Nonetheless, the main advantage of the method presented here is that it is general enough to be applied to simple, realistic datasets, where such information is not usually available. This allows for maintaining decent correlations with respect to the measured magic barrier and decreasing the error for the users predicted to be easier. In any case, it would be interesting and relevant for the field to understand the users’ rating inconsistencies over time, for which specific datasets with such information should become available. Once more datasets with these characteristics can be analyzed, it will be worthwhile to investigate whether the proposed measure of user coherence matches such inconsistency in user preferences. Our definition likely is a near approximation of the actual user uncertainty or inconsistency, as evidenced in our previous work on measuring the magic barrier by forcing repeated ratings over time (Said et al. 2012a). Knowing the real relation would be useful when building more accurate recommendation systems.

Moreover, the foci of this and earlier works on the magic barrier have been strictly on rating prediction, given the recent developments in the recommender systems sphere, rating prediction does not play a role as significant now as it once did.

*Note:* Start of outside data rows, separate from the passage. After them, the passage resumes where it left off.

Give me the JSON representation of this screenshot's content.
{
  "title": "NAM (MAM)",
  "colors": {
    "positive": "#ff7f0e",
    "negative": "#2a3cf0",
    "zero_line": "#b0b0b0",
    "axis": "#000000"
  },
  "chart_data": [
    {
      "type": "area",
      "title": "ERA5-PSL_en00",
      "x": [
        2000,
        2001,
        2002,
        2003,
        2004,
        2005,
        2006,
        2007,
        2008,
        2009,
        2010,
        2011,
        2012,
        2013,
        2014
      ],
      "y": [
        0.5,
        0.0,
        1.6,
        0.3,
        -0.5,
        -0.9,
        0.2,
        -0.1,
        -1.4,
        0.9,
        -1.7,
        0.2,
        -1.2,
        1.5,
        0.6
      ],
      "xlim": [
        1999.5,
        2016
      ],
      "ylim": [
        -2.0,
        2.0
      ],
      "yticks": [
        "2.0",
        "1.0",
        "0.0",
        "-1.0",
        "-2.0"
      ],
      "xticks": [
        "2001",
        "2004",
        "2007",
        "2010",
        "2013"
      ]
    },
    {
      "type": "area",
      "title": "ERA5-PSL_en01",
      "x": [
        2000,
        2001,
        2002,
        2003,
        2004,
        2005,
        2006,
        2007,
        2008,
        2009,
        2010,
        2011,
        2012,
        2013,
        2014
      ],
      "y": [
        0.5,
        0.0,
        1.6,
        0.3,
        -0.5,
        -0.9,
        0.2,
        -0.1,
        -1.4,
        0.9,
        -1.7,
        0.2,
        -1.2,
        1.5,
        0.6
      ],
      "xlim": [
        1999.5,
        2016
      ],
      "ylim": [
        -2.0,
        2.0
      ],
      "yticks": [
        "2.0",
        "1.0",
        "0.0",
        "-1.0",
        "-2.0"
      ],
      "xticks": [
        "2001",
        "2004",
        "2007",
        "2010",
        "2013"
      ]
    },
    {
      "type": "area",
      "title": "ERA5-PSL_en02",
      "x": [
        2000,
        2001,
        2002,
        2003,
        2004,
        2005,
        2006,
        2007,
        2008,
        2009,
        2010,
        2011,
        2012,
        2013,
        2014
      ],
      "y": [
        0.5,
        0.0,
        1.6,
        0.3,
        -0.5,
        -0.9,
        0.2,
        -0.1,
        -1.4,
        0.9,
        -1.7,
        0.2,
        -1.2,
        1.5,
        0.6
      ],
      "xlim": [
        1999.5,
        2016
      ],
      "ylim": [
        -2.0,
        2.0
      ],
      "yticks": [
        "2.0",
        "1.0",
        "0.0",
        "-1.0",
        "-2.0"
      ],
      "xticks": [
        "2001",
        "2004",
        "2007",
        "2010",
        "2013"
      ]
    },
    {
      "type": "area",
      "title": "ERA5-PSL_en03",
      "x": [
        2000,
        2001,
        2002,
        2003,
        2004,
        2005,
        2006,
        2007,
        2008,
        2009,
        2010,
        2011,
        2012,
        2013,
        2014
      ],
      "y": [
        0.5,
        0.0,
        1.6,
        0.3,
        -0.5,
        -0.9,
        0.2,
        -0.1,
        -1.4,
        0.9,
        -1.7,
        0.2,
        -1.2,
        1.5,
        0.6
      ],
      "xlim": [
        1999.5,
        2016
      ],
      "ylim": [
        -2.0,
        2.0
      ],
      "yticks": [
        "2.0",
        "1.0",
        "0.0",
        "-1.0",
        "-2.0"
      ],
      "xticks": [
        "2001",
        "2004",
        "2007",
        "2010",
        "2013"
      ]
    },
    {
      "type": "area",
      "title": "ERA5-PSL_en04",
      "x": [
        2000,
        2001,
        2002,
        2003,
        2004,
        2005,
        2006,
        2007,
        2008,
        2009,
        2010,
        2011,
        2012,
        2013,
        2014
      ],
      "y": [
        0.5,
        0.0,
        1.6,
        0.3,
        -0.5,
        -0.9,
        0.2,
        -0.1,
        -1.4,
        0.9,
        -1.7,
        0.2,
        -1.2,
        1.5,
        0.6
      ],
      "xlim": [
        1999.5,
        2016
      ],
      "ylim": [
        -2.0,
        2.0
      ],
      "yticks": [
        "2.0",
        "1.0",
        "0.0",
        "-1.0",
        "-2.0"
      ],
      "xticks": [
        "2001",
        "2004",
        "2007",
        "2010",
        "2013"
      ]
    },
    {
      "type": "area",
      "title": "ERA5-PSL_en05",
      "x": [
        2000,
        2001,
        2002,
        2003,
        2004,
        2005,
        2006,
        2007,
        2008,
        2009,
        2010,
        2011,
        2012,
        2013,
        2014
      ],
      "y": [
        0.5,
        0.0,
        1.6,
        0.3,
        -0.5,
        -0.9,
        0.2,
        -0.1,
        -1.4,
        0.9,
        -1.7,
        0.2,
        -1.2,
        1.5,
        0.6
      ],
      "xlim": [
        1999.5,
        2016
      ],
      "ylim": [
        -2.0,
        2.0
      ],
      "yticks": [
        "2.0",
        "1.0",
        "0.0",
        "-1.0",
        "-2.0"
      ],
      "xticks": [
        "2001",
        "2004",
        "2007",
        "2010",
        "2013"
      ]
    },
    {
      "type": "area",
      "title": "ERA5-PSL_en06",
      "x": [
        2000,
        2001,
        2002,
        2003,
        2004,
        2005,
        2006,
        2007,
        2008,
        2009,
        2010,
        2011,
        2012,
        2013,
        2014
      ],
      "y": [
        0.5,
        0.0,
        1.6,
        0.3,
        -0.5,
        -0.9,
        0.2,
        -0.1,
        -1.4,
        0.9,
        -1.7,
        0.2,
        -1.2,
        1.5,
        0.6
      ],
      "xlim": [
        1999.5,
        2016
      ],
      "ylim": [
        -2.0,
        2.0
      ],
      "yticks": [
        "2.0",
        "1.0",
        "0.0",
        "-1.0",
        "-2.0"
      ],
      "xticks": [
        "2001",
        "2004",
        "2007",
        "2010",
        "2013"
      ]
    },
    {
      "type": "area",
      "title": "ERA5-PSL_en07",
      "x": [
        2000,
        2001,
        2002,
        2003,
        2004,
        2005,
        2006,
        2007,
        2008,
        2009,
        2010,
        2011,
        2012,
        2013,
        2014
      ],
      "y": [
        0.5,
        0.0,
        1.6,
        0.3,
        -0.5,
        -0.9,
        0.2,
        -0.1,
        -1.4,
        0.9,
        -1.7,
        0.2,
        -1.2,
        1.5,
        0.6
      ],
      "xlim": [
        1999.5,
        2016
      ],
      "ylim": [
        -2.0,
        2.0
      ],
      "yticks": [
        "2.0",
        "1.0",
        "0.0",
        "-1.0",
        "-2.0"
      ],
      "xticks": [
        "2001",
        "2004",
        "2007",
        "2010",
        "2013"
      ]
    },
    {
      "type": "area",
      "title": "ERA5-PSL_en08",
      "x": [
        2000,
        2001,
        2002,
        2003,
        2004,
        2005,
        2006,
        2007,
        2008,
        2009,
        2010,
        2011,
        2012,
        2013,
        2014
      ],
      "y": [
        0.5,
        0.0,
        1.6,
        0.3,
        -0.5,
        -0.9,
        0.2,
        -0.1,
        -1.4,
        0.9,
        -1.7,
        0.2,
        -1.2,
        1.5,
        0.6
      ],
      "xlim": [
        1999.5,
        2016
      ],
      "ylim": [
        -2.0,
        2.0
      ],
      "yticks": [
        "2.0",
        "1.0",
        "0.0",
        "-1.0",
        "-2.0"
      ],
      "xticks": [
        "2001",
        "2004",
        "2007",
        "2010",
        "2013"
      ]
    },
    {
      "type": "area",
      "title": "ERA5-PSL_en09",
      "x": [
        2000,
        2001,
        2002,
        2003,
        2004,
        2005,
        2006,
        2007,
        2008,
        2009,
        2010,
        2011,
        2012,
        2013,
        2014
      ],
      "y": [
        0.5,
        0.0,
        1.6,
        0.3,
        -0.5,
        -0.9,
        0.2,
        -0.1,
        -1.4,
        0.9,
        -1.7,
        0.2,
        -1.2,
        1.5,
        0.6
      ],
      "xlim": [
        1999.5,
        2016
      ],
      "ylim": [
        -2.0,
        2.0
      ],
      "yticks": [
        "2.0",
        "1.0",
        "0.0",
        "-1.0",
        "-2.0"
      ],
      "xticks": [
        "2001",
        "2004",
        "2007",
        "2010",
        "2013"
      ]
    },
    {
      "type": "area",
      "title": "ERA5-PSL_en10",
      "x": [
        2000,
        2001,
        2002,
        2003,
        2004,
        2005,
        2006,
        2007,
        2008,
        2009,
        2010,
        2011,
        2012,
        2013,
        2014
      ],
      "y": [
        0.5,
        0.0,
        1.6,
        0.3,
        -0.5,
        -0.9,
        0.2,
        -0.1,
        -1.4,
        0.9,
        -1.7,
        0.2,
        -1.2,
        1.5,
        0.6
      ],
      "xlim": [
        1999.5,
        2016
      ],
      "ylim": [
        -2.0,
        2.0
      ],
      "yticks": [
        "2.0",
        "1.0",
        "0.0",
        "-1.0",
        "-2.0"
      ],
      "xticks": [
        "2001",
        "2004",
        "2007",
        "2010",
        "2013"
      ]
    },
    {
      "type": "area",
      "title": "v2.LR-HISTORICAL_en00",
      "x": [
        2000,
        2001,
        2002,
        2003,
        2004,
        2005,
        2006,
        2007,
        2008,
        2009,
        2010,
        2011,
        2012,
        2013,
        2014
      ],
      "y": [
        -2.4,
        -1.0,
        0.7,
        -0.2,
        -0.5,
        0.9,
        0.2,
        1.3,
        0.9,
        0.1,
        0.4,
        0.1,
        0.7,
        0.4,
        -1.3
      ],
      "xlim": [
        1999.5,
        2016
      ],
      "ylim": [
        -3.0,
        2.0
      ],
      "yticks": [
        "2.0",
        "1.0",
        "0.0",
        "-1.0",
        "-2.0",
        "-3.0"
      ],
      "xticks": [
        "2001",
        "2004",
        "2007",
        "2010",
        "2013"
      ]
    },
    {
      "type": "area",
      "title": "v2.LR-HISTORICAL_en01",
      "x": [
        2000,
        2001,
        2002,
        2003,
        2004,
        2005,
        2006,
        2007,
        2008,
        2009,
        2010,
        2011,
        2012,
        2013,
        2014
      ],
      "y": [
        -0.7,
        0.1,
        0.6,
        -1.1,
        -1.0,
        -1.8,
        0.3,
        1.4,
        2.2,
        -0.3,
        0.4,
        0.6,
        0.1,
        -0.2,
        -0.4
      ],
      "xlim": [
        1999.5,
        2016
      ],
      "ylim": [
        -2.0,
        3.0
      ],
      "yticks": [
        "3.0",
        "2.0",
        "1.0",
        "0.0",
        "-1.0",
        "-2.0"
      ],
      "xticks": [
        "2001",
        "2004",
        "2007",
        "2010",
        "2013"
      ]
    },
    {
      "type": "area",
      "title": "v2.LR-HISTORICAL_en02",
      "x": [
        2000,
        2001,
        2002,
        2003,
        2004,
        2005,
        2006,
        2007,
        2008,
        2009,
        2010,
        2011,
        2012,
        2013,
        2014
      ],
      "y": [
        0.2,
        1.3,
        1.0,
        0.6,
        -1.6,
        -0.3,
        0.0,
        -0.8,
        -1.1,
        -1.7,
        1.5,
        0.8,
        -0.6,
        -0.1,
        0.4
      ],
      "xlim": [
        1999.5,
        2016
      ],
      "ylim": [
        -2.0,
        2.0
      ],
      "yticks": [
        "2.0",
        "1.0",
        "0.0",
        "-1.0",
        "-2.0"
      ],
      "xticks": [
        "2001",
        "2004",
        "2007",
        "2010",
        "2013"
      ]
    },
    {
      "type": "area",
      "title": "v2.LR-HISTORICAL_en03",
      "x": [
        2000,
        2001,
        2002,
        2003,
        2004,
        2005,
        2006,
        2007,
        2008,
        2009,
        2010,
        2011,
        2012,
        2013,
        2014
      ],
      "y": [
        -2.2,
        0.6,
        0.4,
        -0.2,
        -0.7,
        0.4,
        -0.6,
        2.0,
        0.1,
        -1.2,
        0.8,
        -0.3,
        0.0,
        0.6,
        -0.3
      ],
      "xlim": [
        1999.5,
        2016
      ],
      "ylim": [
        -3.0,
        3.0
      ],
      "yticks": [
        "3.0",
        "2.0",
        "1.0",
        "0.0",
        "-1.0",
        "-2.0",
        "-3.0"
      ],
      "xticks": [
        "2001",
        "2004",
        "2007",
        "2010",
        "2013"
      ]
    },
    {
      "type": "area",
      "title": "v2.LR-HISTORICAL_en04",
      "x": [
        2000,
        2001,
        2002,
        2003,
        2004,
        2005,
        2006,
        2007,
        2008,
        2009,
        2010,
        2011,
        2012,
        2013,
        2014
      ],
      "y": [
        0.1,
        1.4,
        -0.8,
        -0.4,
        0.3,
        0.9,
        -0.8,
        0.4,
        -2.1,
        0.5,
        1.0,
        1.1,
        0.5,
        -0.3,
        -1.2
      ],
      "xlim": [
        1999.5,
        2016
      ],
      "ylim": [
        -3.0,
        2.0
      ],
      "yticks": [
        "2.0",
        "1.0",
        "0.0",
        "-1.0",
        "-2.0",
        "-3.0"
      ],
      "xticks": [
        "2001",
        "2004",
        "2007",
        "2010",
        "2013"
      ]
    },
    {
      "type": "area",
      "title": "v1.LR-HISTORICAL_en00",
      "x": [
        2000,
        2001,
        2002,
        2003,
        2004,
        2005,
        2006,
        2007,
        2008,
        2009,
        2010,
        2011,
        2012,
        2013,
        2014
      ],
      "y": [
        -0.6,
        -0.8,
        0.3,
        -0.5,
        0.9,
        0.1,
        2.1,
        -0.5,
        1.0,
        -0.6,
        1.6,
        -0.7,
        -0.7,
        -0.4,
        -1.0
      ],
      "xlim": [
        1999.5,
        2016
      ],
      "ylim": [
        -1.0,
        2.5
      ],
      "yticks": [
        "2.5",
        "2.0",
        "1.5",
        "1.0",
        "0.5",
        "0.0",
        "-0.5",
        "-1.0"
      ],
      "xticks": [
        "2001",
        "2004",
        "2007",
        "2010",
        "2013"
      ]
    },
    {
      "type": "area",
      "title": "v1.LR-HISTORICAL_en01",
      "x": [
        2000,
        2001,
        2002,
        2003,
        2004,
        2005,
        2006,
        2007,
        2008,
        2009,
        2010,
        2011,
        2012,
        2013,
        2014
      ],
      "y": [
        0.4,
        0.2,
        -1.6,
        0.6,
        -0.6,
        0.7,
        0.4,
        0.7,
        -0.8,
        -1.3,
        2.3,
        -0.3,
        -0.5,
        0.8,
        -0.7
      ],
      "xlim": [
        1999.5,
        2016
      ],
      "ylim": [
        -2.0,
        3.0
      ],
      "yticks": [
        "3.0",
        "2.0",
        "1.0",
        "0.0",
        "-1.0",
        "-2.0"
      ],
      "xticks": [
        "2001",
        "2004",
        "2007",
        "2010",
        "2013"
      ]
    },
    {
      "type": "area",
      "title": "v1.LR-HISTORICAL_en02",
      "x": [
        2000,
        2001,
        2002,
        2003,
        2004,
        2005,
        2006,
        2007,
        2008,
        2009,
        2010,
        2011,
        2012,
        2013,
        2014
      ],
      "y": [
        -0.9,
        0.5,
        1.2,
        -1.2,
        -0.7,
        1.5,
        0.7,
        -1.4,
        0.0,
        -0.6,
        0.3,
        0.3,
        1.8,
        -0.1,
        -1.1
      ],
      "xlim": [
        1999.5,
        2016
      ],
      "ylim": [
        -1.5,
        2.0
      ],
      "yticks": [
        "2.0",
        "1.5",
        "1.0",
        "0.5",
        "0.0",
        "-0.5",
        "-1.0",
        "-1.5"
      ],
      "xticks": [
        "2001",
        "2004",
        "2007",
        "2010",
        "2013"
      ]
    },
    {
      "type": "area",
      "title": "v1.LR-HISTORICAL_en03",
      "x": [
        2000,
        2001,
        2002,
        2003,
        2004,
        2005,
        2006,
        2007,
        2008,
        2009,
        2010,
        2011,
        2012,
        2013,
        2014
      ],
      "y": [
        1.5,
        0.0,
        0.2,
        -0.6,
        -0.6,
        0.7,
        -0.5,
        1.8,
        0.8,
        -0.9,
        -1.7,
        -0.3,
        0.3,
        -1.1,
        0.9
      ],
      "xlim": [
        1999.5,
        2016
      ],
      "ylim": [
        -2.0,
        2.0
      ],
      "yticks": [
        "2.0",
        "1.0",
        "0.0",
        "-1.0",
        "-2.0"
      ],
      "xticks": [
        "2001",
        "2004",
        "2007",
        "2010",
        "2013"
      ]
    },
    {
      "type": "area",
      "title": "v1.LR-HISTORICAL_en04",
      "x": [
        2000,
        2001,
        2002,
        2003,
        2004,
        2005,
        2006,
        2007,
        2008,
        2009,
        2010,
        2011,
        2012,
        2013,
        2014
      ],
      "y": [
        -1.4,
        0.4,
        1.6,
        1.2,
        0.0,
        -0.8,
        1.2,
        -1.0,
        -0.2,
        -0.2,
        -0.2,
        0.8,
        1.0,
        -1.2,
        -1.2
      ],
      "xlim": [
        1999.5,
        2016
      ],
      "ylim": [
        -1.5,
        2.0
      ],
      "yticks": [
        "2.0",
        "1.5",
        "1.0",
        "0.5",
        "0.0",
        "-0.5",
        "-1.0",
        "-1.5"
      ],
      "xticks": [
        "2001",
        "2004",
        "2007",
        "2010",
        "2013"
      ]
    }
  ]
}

One line of future work we are currently studying is the application of the magic barrier, and similar concepts, on ranking-based recommendation scenarios. More explicitly, we are interested in evaluation using ranking metrics, e.g., precision, to analyze if the user’s inconsistencies are also reflected in, or if they affect, their ranking performance; similarly, other performance indicators like utility or user satisfaction could be explored in the future and their relation with coherence analyzed.

The validation of our weighted standard deviation measure has only been possible on the single data set (Moviepilot) for which repeated ratings are available. A more substantial evaluation of this and the other coherence measures must wait until additional data sets containing such re-rating information become available. However, as evidenced by our experiments, the weighted standard deviation measure, relative to item attributes, effectively discriminates between more and less predictable users.

Additional lines of potential future work include the application of the concept of the magic barrier on domains outside of recommender systems, e.g., whether query-driven information retrieval suffers from similar problems, in the context, for instance, of the objective relevance assessments obtained, considering that it has already been observed that no complete inter-assessor agreement is found in general (Voorhees 1998; Webber et al. 2012). Similarly, by drawing a user-as-a-query analogy, a query analysis could be performed to investigate if some queries are systematically more difficult than others simply because their relevance assessment is less coherent than other queries, in line with other studies on hard topics and related TREC tracks (Voorhees 2004).